Amid this growing demand for content, Indian animation studios have emerged as the backbone of the domestic children’s media sector, creating locally relevant and engaging animation content for kids. International media companies active in the kids’ entertainment segment in India have gradually realized the value of homegrown content in creating sustainable franchise and have come to focus on local storylines and characters, drawing inspiration from Bollywood, Indian TV shows, comic books, mythology, and history. In 2020, nearly 8 out of 10 animated kids’ shows on TV were homegrown shows with Indian characters.  Localization of international content through dubbing doesn’t not always work. On the other hand, familiarity with stories and character rooted in the local social and cultural milieu makes the content relatable for kids and helps media companies to instil loyalty amongst the young audience towards their franchise. 

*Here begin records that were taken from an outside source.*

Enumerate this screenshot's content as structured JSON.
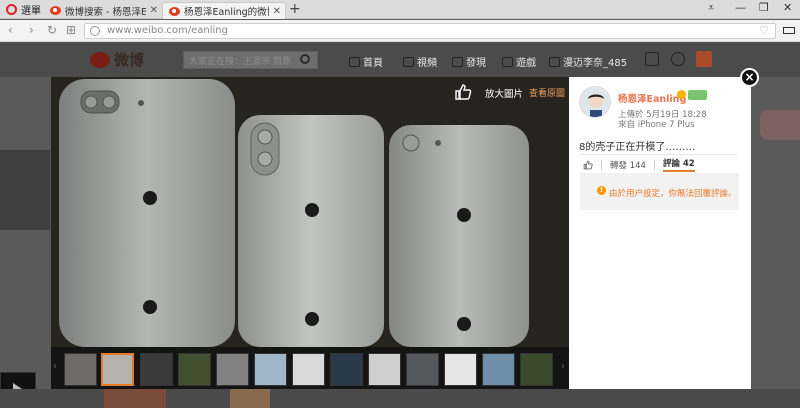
{
  "browser": {
    "menu_label": "選單",
    "tabs": [
      {
        "label": "微博搜索 - 杨恩泽Eanling"
      },
      {
        "label": "杨恩泽Eanling的微博_微博"
      }
    ],
    "new_tab": "+",
    "url": "www.weibo.com/eanling"
  },
  "weibo_header": {
    "logo_text": "微博",
    "search_placeholder": "大家正在搜：王源宗 鼎鼎",
    "nav": [
      "首頁",
      "視頻",
      "發現",
      "遊戲"
    ],
    "username": "漫迈李奈_485"
  },
  "viewer": {
    "enlarge_label": "放大圖片",
    "original_label": "查看原圖"
  },
  "post": {
    "author": "杨恩泽Eanling",
    "time": "上傳於 5月19日 18:28",
    "source": "來自 iPhone 7 Plus",
    "text": "8的壳子正在开模了………",
    "reposts": "轉發 144",
    "comments": "評論 42",
    "notice": "由於用户設定，你無法回覆評論。"
  },
  "icons": {
    "like": "thumbs-up-icon",
    "close": "close-icon",
    "warning": "warning-icon"
  },
  "colors": {
    "accent": "#eb7350",
    "notice": "#e87a2c",
    "thumb_active": "#e57c2a"
  }
}
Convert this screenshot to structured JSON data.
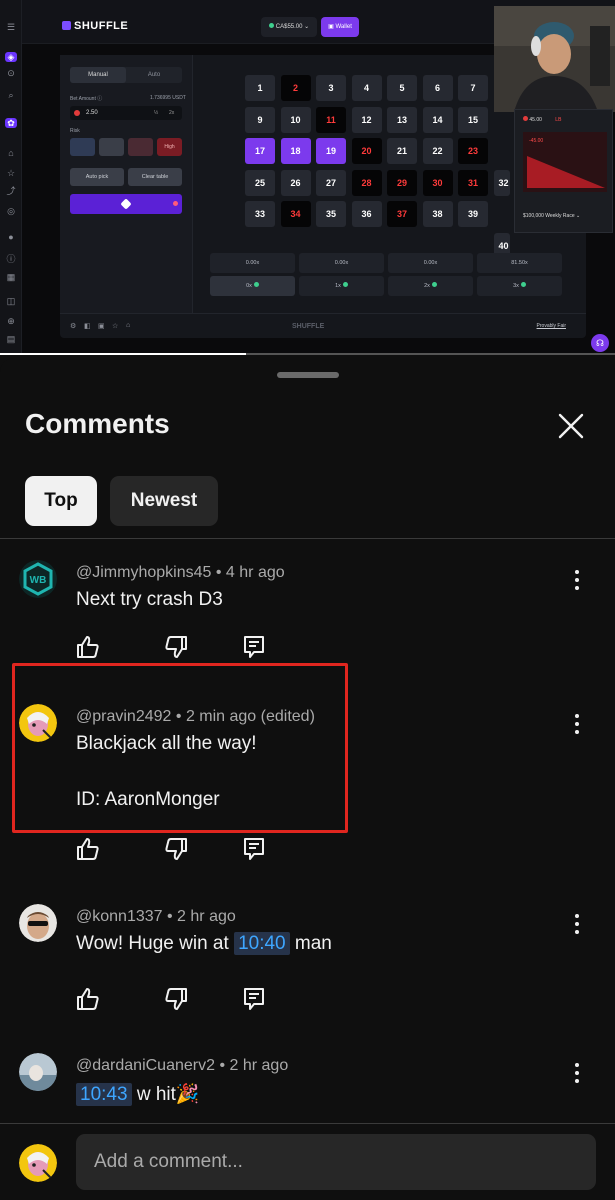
{
  "video": {
    "site": {
      "logo_text": "SHUFFLE",
      "balance": "CA$55.00",
      "wallet_label": "Wallet"
    },
    "game": {
      "tabs": [
        "Manual",
        "Auto"
      ],
      "bet_amount_label": "Bet Amount",
      "bet_amount_usdt": "1.736995 USDT",
      "bet_value": "2.50",
      "half_label": "½",
      "double_label": "2x",
      "risk_label": "Risk",
      "risk_selected": "High",
      "auto_pick_label": "Auto pick",
      "clear_table_label": "Clear table",
      "numbers": [
        {
          "n": "1",
          "style": "grey"
        },
        {
          "n": "2",
          "style": "black-red"
        },
        {
          "n": "3",
          "style": "grey"
        },
        {
          "n": "4",
          "style": "grey"
        },
        {
          "n": "5",
          "style": "grey"
        },
        {
          "n": "6",
          "style": "grey"
        },
        {
          "n": "7",
          "style": "grey"
        },
        {
          "n": "9",
          "style": "grey"
        },
        {
          "n": "10",
          "style": "grey"
        },
        {
          "n": "11",
          "style": "black-red"
        },
        {
          "n": "12",
          "style": "grey"
        },
        {
          "n": "13",
          "style": "grey"
        },
        {
          "n": "14",
          "style": "grey"
        },
        {
          "n": "15",
          "style": "grey"
        },
        {
          "n": "17",
          "style": "selected"
        },
        {
          "n": "18",
          "style": "selected"
        },
        {
          "n": "19",
          "style": "selected"
        },
        {
          "n": "20",
          "style": "black-red"
        },
        {
          "n": "21",
          "style": "grey"
        },
        {
          "n": "22",
          "style": "grey"
        },
        {
          "n": "23",
          "style": "black-red"
        },
        {
          "n": "25",
          "style": "grey"
        },
        {
          "n": "26",
          "style": "grey"
        },
        {
          "n": "27",
          "style": "grey"
        },
        {
          "n": "28",
          "style": "black-red"
        },
        {
          "n": "29",
          "style": "black-red"
        },
        {
          "n": "30",
          "style": "black-red"
        },
        {
          "n": "31",
          "style": "black-red"
        },
        {
          "n": "33",
          "style": "grey"
        },
        {
          "n": "34",
          "style": "black-red"
        },
        {
          "n": "35",
          "style": "grey"
        },
        {
          "n": "36",
          "style": "grey"
        },
        {
          "n": "37",
          "style": "black-red"
        },
        {
          "n": "38",
          "style": "grey"
        },
        {
          "n": "39",
          "style": "grey"
        }
      ],
      "edge_numbers": [
        "32",
        "40"
      ],
      "payouts": [
        "0.00x",
        "0.00x",
        "0.00x",
        "81.50x"
      ],
      "hits": [
        "0x",
        "1x",
        "2x",
        "3x"
      ],
      "footer_brand": "SHUFFLE",
      "provably_fair": "Provably Fair"
    },
    "overlay": {
      "amount": "45.00",
      "amount_tag": "LB",
      "profit": "-45.00",
      "race_label": "$100,000 Weekly Race"
    },
    "progress": 0.4
  },
  "comments_panel": {
    "title": "Comments",
    "filters": [
      "Top",
      "Newest"
    ],
    "active_filter": "Top",
    "comments": [
      {
        "author": "@Jimmyhopkins45",
        "time": "4 hr ago",
        "lines": [
          "Next try crash D3"
        ],
        "avatar_color": "#1fb5b0"
      },
      {
        "author": "@pravin2492",
        "time": "2 min ago (edited)",
        "lines": [
          "Blackjack all the way!",
          "ID: AaronMonger"
        ],
        "avatar_color": "#f3c60f"
      },
      {
        "author": "@konn1337",
        "time": "2 hr ago",
        "before": "Wow! Huge win at ",
        "timestamp": "10:40",
        "after": " man",
        "avatar_color": "#d8d4cf"
      },
      {
        "author": "@dardaniCuanerv2",
        "time": "2 hr ago",
        "timestamp": "10:43",
        "after": " w hit🎉",
        "avatar_color": "#9fb4c4"
      }
    ],
    "add_comment_placeholder": "Add a comment...",
    "separator": "•"
  },
  "colors": {
    "background": "#0f0f0f",
    "highlight_box": "#e0261f",
    "timestamp_link": "#3ea6ff",
    "accent": "#7c3aed"
  }
}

Internet Adoption Amongst Kids

Viewership and demand for content will further increase in the Kids segment as internet penetration and adoption grows beyond major Indian cities and towns. This will bring more opportunities in the Kids segment outside the linear TV space, which currently is the number one choice for 97% of children in India  for accessing kids content. 

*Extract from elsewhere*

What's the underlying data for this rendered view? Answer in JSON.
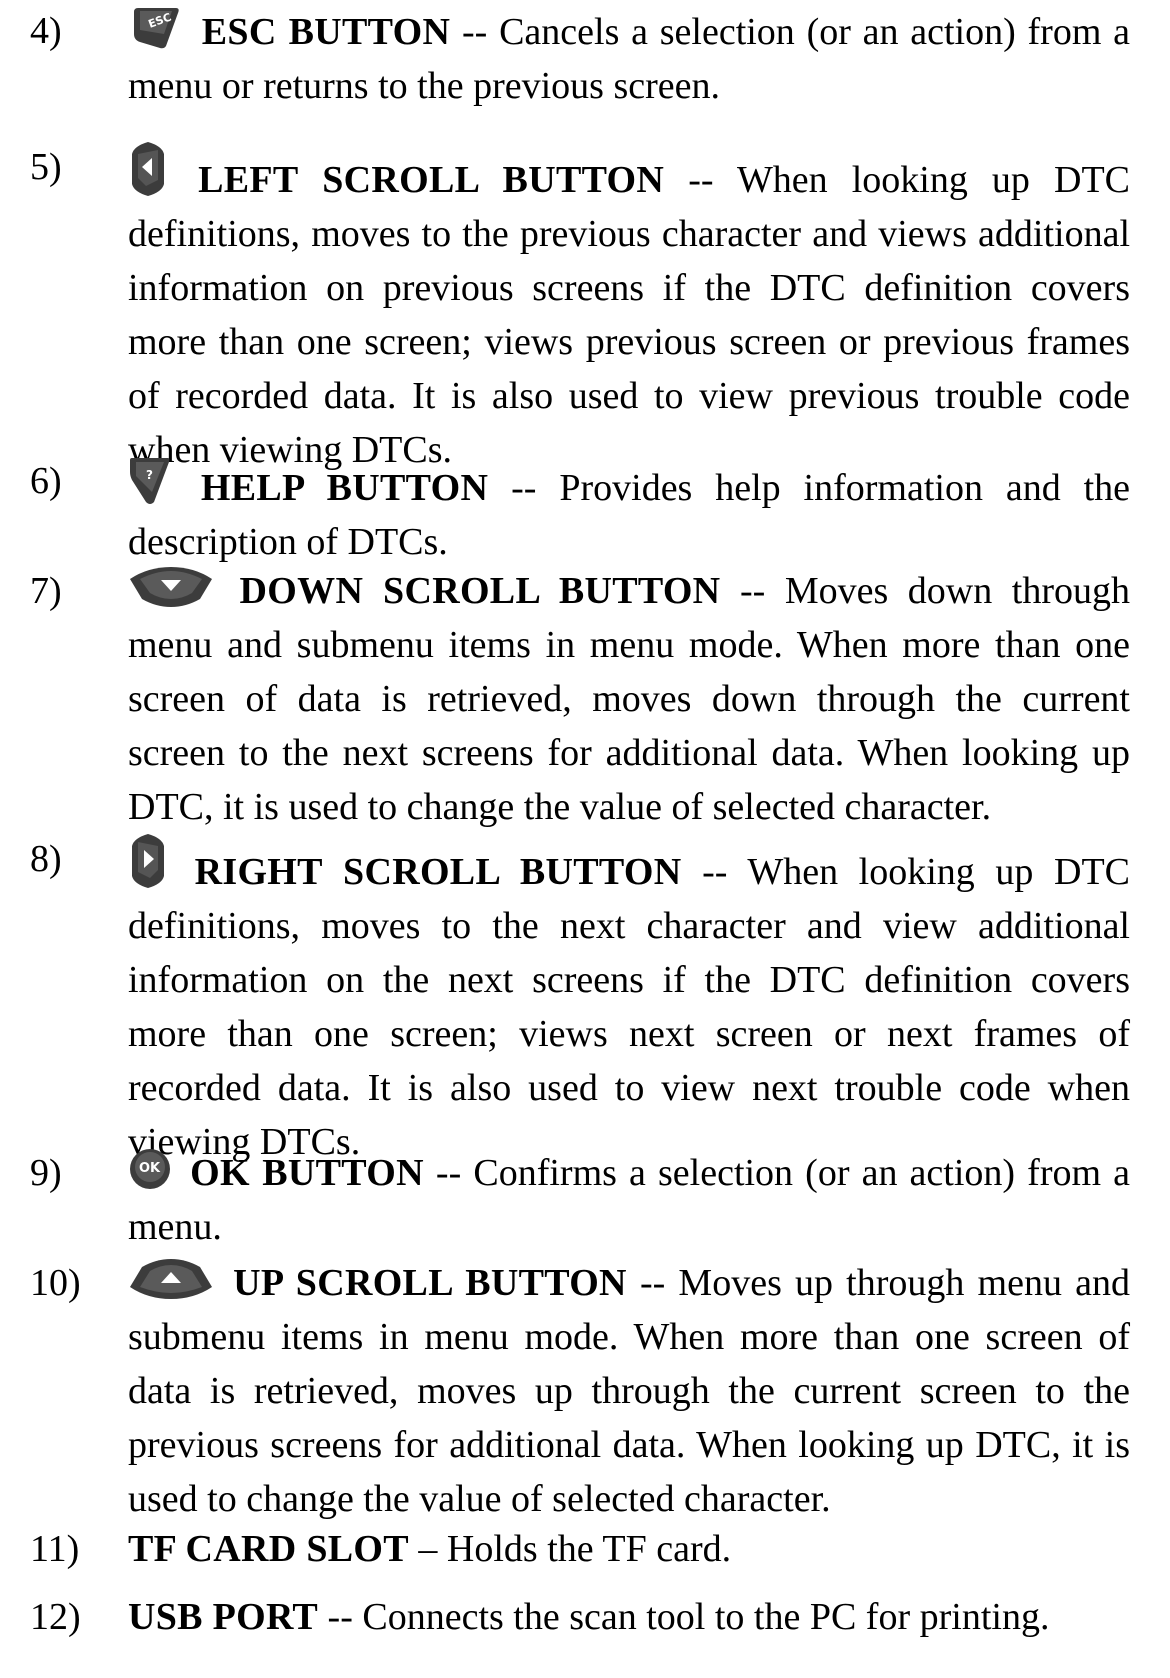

According to Kantar’s 2020 ICUBE Report, 38% of the school-going children category (15 years of age or below) has shown promising growth in internet usage, with entertainment as one of the driving forces behind the adoption.  The Ormax Brand Trust Survey 2021, also highlighted children’s growing affinity towards and comfort with digital media brands in general. According to the survey, which evaluated 44 media brands across TV, digital, social media, gaming, streaming and film exhibition, the top 5 positions were occupied by digital brands ahead of legacy brands in the TV space, which is a very recent trend. In addition, digital brands also occupied 8 out of top 10 rankings in the media landscape for older kids aged 10-14 years.  Increasing digital adoption amongst kids presents new opportunities for Kids entertainment media. OTT services will focus more on kids’ viewership in the future, which at present remains mostly concentrated in the urban tier-I & II markets on their platforms. In fact, many OTT players acknowledge that the Kids genre remains underserved and could be crucial in expanding their subscriber base further. There might also emerge more dedicated Kids OTT platforms in future.  

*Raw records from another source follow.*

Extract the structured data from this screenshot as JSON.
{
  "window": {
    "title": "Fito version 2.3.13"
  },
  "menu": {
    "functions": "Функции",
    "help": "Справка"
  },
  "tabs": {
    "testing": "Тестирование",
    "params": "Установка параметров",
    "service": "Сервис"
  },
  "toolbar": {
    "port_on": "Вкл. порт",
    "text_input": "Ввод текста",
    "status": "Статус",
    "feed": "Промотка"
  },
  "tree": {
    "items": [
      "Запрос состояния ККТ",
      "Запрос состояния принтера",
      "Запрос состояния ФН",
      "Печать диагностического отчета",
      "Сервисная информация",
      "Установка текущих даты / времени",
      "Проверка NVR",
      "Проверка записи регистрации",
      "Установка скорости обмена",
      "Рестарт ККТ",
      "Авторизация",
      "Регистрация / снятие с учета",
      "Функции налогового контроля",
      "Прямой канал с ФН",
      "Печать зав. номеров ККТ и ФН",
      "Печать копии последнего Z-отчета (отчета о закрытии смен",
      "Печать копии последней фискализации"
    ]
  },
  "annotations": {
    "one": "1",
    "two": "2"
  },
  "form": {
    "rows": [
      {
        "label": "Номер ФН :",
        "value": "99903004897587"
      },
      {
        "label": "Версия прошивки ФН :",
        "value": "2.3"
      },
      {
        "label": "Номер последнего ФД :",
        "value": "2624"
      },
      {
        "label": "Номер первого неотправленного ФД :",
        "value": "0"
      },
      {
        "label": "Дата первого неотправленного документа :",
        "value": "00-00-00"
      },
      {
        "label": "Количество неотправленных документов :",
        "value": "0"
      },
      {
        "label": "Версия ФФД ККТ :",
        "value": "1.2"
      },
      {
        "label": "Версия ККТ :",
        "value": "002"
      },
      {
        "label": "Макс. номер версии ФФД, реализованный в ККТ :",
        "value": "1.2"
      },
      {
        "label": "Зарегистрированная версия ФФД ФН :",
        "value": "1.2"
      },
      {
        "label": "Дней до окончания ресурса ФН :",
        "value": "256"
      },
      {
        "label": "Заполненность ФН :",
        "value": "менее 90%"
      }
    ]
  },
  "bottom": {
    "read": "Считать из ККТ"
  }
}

Demand for Multilingual Content

Increasing digital adoption across India in general, is also creating demand for local-language content, which is also reflected in demand for kids’ content.  The first dedicated kids’ channel was launched in 1995 in India, with the entry of Warner Media’s Cartoon Network.  However, even after more than two decades, Hindi and English are still the dominant languages within the kids’ genre. Hindi accounts for the largest share (71%) of viewership on Kids TV channels, followed by English (21%), Telegu (3%), Tamil (2%), Malayalam (2%) and Kannada (1%).  This skewed preference for Hindi and English is still leaving out potential audiences. However, this is beginning to change now. Recent entrants in the kids’ genre are bringing more languages under their fold to cater to regional markets and this is true for players in both, digital and linear TV space. In April 2021, Telegu media network, Eenadu Television, announced its entry into kids’ space with the launch of ETV Bal Bharat channel in 12 Indian languages besides English, thus becoming the 1st player in Kids universe to do so.  In the same year, Warner Media, the pioneer in the domestic Kids genre in India, also announced plans to launch its channels, POGO and Cartoon Network, in 5 additional languages to reach more homes.

Kids entertainment in India is poised for growth in the coming years. Companies stand to gain a lot in the segment if they can harness the growing internet profile of their young audiences and their hunger for exciting, localized content that grabs their attention and keeps them hooked.